吉田 あちらは執事の文化もあるし、何をいまさら……、というわけですね。

星野 そうなんですよ。そこである時、フッと発想を変えました。私たちは、お客さまのニーズや要望を気にしているのではなく、自分たちのこだわりを大事にしているのだ、と。こだわりとは、「ここに来たらこれを見てください」「これは絶対に食べて帰ってください」といったもの。例えば「星のや富士」にお泊まりいただいたら、コタツに入りながらでも富士山の雄大さに圧倒されてほしい。

 ですから軽井沢でも富士でも部屋にはテレビを置いていません。
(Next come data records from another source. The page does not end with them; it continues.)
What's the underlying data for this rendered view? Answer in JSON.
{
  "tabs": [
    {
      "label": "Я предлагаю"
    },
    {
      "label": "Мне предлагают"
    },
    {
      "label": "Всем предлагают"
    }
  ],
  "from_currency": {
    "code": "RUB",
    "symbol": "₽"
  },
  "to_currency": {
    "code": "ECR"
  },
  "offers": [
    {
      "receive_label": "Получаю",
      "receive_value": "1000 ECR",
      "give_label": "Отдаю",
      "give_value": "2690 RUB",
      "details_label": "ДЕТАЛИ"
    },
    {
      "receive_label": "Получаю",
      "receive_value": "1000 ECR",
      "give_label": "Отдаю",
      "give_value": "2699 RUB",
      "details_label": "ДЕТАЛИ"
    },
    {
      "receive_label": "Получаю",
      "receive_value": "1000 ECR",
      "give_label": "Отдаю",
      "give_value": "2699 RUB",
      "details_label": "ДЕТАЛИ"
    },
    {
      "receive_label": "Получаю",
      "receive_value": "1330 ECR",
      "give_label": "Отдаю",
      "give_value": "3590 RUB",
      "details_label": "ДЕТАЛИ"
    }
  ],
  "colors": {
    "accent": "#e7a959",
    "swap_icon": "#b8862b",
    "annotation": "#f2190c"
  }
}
「テレビを見るくらいなら、ここに泊まる意味はありません」というくらいの気持ちでいます。テレビがないからこそ聞こえる音があり、浮かび上がってくる景色がある。これはニーズではなく、こだわりの押しつけです。でも、これが日本のおもてなしではないか。

 同級生に話したら「それはすごい」と絶賛してくれました。「俺たちには絶対にできないことだ。『CNNは見られません』と告げたら、マリオットでもハイアットでも1人の客さえ集められないだろう」とね。

 私は確信しました。「おもてなしを、こだわりの押しつけ、と規定しなければ日本のホスピタリティに進化はない」と。そもそもおもてなしとは、なにが正しいのかという概念ではなく、日本の観光をどうポジショニングするかという概念なのです。

吉田 友達や親戚の家に遊びに行ったときの温かさを思い出します。「これ食べなさい」「見せたい場所があるの」なんて言ってくれて。自分の家に友達が来てもそうします。

星野 おもてなしの原点は、そこだと思うのです。それぞれの土地に、素晴らしい食材や景色がある。もちろん、お客様は知らないので、ニーズとして持ちようがない。そのギャップに着目するのです。

 お客さまに正面からニーズを聞くと、どのホテルや旅館でも同じような項目が上がってきます。たいていのスタッフは、それに一所懸命に応えようとする。そんな涙ぐましい努力の結果が、コモディティ化です。どこに行っても、似たようなサービスが提供されることになってしまう。

 サービスの差別化とは、自分のこだわりに立脚する以外に方法はありません。そういう差別化戦略を取っていかない限り、日本のおもてなし産業なり日本の宿泊業界は、世界に打って出られないでしょう。

注6 ホテル経営学
星野代表が留学していたアメリカ・ニューヨーク州のコーネル大学ホテル経営大学院は、世界で最高権威とされる歴史ある名門のひとつ。